Resident Evil Village (for PC) Review
PROS
- Beautiful aesthetics and atmosphere
- An expansive map to explore
- Good location variety
- A wild swing in terms of Resident Evil’s overall mythology
CONS
- Muddy weapon upgrade system
- Uneven pacing in certain sections
- Some performance issues in testing
RESIDENT EVIL VILLAGE
(FOR PC) SPECS
Product Games Platform |
PC |
Product Games Genre |
Horror |
Product Games ESRB Rating |
M for Mature |
In recent years, Capcom has brought the once-floundering Resident Evil series back to life. The publisher found its cadence with a soft reboot (Resident Evil 7) and two lavish remakes (Resident Evil 2 and Resident Evil 3). Now, Capcom follows those successes with the $59.99 Resident Evil Village, a Best Pc Game Of All that deftly blends the old and new.

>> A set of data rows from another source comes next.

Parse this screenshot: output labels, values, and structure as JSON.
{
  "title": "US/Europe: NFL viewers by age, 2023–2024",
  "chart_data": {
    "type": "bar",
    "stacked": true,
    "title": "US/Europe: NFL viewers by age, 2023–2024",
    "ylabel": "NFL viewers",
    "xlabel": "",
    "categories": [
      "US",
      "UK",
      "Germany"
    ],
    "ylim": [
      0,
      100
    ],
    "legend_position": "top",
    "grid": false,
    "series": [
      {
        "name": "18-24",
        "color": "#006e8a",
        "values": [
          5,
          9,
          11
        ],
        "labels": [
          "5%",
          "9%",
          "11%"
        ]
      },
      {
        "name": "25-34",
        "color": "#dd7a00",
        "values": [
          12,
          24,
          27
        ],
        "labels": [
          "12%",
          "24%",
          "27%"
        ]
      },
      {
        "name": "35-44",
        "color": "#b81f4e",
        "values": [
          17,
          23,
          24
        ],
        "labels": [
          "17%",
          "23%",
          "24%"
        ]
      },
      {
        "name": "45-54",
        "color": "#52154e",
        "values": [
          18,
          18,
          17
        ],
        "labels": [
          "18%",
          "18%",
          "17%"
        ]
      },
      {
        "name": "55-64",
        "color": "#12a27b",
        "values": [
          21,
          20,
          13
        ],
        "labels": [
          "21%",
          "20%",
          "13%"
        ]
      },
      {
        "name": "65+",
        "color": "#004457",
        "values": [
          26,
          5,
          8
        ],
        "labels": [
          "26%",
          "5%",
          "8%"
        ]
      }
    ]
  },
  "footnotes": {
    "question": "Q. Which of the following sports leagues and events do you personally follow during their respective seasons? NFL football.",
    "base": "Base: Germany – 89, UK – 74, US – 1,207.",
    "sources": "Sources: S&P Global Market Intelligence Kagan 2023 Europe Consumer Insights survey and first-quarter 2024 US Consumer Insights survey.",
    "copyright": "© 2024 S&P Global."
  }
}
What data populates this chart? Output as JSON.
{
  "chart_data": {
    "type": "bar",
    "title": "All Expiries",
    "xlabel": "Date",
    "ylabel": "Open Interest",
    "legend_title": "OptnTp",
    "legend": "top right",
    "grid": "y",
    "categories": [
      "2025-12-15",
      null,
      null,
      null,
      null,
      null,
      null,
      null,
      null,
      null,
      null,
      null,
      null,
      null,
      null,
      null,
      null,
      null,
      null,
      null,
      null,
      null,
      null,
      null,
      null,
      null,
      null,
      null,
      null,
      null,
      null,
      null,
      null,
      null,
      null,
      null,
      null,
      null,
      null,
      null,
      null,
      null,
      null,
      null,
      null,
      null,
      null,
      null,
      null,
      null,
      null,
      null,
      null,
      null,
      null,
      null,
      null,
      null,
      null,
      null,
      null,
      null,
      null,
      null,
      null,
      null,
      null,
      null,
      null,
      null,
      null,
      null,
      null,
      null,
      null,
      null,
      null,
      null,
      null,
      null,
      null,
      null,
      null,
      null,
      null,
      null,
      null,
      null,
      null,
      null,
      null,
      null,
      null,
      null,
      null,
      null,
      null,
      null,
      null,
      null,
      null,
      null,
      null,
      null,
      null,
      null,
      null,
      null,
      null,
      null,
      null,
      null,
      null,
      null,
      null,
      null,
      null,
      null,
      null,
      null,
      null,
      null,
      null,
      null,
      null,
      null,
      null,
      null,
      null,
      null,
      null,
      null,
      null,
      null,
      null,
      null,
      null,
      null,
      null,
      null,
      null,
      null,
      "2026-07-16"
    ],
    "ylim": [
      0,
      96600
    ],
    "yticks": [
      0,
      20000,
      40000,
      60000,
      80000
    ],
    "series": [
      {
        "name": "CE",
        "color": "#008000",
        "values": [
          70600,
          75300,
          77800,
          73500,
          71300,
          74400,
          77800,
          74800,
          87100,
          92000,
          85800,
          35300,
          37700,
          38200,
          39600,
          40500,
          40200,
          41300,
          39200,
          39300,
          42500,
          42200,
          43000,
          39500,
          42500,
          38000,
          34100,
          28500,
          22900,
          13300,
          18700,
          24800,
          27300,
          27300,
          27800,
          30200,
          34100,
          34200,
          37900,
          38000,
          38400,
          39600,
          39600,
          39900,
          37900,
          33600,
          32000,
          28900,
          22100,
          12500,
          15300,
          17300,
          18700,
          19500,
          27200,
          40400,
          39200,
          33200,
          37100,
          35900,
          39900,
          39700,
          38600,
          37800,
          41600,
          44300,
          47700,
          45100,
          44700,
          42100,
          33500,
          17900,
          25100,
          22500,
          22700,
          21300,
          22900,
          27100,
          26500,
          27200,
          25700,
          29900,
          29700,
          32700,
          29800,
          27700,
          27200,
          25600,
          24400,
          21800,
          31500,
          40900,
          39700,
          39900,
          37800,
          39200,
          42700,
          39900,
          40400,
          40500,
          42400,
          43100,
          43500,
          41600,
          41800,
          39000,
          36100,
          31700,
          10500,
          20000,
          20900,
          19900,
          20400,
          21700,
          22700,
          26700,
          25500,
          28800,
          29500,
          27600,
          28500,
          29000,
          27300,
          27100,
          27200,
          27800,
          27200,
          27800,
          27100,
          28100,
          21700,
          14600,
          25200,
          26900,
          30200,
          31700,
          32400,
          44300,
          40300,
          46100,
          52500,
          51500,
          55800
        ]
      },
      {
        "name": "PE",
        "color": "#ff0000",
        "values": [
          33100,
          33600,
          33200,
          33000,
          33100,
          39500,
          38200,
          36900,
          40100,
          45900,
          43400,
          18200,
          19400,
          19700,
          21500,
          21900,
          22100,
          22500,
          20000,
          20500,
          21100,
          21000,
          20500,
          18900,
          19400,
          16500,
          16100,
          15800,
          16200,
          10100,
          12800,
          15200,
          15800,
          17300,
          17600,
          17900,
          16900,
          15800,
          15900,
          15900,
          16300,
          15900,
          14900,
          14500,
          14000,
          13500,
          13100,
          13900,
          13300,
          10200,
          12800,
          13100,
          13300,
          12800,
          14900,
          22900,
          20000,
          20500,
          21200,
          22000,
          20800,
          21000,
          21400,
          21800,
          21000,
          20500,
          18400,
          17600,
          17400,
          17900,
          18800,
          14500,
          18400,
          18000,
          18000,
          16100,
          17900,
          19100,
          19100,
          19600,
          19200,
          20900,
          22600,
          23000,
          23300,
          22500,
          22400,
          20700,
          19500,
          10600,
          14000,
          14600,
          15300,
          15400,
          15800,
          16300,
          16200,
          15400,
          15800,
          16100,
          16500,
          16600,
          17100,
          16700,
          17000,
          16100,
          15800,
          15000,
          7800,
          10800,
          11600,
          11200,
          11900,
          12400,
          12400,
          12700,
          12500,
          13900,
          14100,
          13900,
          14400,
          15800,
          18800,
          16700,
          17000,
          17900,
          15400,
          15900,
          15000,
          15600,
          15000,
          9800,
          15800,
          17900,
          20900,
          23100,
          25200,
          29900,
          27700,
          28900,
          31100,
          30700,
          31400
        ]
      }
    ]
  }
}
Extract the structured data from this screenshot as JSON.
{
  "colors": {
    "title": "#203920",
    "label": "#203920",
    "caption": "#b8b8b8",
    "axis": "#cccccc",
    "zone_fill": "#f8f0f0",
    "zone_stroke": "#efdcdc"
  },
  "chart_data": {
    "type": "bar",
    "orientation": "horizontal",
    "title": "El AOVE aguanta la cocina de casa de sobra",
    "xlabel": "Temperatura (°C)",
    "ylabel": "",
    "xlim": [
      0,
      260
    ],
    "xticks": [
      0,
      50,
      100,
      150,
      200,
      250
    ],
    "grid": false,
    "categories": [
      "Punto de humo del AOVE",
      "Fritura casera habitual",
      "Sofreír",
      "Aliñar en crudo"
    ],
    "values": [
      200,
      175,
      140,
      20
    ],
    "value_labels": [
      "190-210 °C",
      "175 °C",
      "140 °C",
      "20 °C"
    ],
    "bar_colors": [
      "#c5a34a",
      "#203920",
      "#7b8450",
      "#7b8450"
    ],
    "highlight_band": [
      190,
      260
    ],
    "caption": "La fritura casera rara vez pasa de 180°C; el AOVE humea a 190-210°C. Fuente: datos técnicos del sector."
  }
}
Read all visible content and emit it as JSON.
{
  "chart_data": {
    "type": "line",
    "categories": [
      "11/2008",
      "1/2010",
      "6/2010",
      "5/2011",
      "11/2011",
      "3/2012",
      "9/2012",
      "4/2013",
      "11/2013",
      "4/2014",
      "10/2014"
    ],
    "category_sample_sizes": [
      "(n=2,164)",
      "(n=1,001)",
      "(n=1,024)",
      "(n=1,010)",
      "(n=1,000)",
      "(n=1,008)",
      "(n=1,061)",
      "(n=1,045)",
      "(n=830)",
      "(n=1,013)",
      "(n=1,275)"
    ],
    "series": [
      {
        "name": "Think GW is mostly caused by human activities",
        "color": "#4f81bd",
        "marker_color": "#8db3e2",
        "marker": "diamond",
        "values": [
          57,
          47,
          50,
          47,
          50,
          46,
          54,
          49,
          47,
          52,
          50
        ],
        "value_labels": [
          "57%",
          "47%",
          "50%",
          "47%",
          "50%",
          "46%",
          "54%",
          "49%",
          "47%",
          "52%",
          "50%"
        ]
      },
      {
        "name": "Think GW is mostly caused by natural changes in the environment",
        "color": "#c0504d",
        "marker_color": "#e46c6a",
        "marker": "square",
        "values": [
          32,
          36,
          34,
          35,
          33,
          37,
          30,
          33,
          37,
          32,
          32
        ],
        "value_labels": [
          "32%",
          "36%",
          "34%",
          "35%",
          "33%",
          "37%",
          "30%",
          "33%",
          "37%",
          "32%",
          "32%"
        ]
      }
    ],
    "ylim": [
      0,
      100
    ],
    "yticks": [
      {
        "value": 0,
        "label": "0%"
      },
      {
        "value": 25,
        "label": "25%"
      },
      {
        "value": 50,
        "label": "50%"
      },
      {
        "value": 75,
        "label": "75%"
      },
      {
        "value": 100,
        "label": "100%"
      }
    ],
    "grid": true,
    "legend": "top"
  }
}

Resident Evil Village is a direct Resident Evil 7 follow-up that continues Ethan Winters’s story by dropping him in a new locale, the eponymous village in a fictional Eastern European country. Although Resident Evil 7's first-person camera remains, Capcom mixed older flavors into the pot. Village walks like a remix of Resident Evil 4, with gameplay that hews closer to RE2 or Code Veronica. Village is bigger and weirder than its grounded predecessor, but it doesn’t go into full action hero mode like Resident Evil 5 or 6. The foundation of modern survival horror was already good, and Capcom has successfully built upon it.
Winters Is Coming
Ethan Winters does not have the best of lives. In Resident Evil 7, he entered Louisiana’s swamps to find his presumed-dead wife, Mia, only to survive horrific happenings at the hands of the mutated Baker family. Village picks up some time later, with Ethan and his wife caring for their baby girl, Rose. The domestic bliss is destroyed when a paramilitary team, led by RE mainstay Chris Redfield, breaks into their home, kills Mia, and takes Rose. Ethan awakens from the attack and sets out to find Rose—and discover what’s going on in this hells cape of a hamlet.
In the intervening years, Ethan has leveled up a bit. His character splits that difference between resembling Resident Evil 7’s hapless nobody and the hardened soldiers that Redfield, Jill Valentine, and other RE protagonists have become. Think Die Hard 2’s John McClane, rather than his Die Hard or A Good Day to Die Hard incarnations.